Submitted to: Meeting Abstract
Publication Type: Abstract Only
Publication Acceptance Date: 10/4/1996
Publication Date: N/A
Citation: Interpretive Summary:
Technical Abstract: As adult humans age, characteristic changes in body composition, physiological function and dietary intake of essential nutrients occur. Epidemiological studies suggest that decreases in skeletal muscle mass are associated with impaired strength, functional capacity and quality of life, and increased morbidity.

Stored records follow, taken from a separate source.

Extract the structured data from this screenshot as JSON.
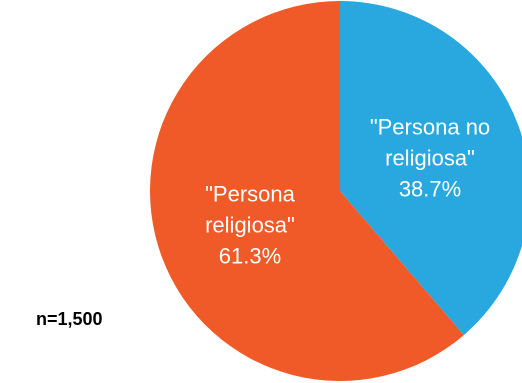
{
  "chart_data": {
    "type": "pie",
    "title": "",
    "slices": [
      {
        "label_lines": [
          "\"Persona no",
          "religiosa\""
        ],
        "value": 38.7,
        "value_label": "38.7%",
        "color": "#29a8e0"
      },
      {
        "label_lines": [
          "\"Persona",
          "religiosa\""
        ],
        "value": 61.3,
        "value_label": "61.3%",
        "color": "#f05a28"
      }
    ],
    "start": "12 o'clock, clockwise",
    "legend": "none",
    "label_color": "#ffffff"
  },
  "note": {
    "sample_size": "n=1,500"
  }
}
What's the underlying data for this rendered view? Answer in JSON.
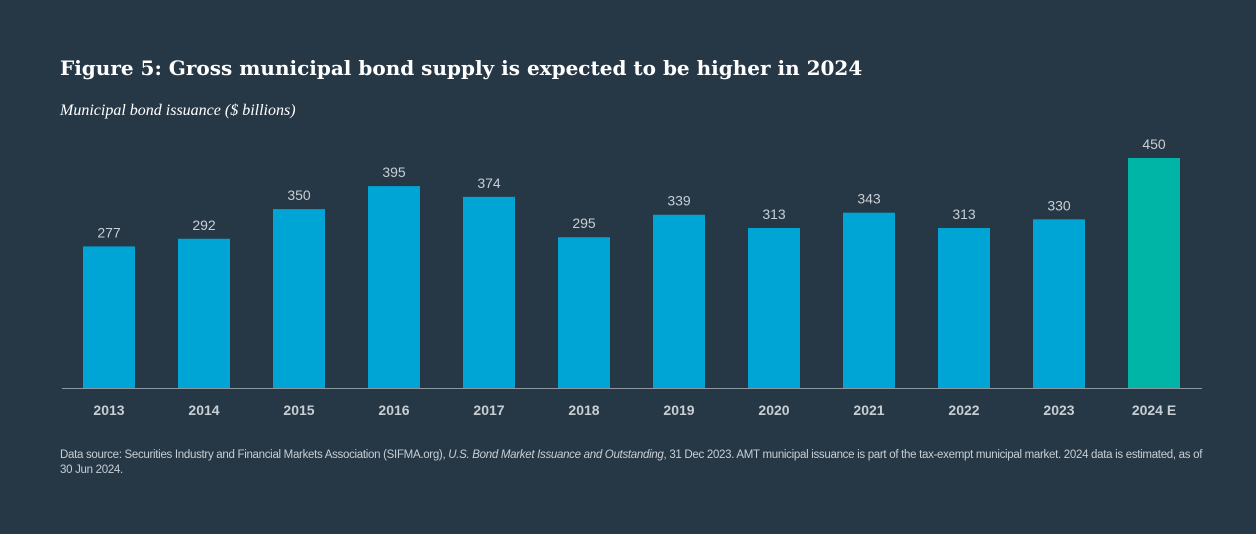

Also, nutritional surveys indicate that many elderly consume less than recommended amounts of essential nutrients. The hypothesis that correction of inadequate nutrient intake ameliorates age-dependent deficits in physiological function has been examined for some nutrients. Women aged 66 to 79 y were fed diets containing either low (one-half the RDA) or adequate (RDA) dietary protein for 12 wk. Low protein intake was associated with negative nitrogen balance, decreased fat-free mass and impaired muscle function. No alterations in nitrogen balance, body composition or muscle function were seen in the adequate protein group. Supplemental vitamin E (727 mg alpha tocopherol/d for 48 d) provided to young and older men significantly reduced exercise-induced skeletal muscle damage. Importantly, the beneficial effect of vitamin E was more pronounced in the older than the younger men. The effects of altered magnesium intake on muscle magnesium concentration and energy expenditure during exercise were examined in postmenopausal women. As compared to a diet containing low magnesium (90 mg/2000 kcal/d) content, adequate magnesium (290 mg/2000 kcal/d) significantly increased skeletal muscle magnesium and increased the efficiency of energy production during ergocycle exercise. These examples emphasize the importance of adequate dietary nutritional intake to optimize physiological function in the elderly.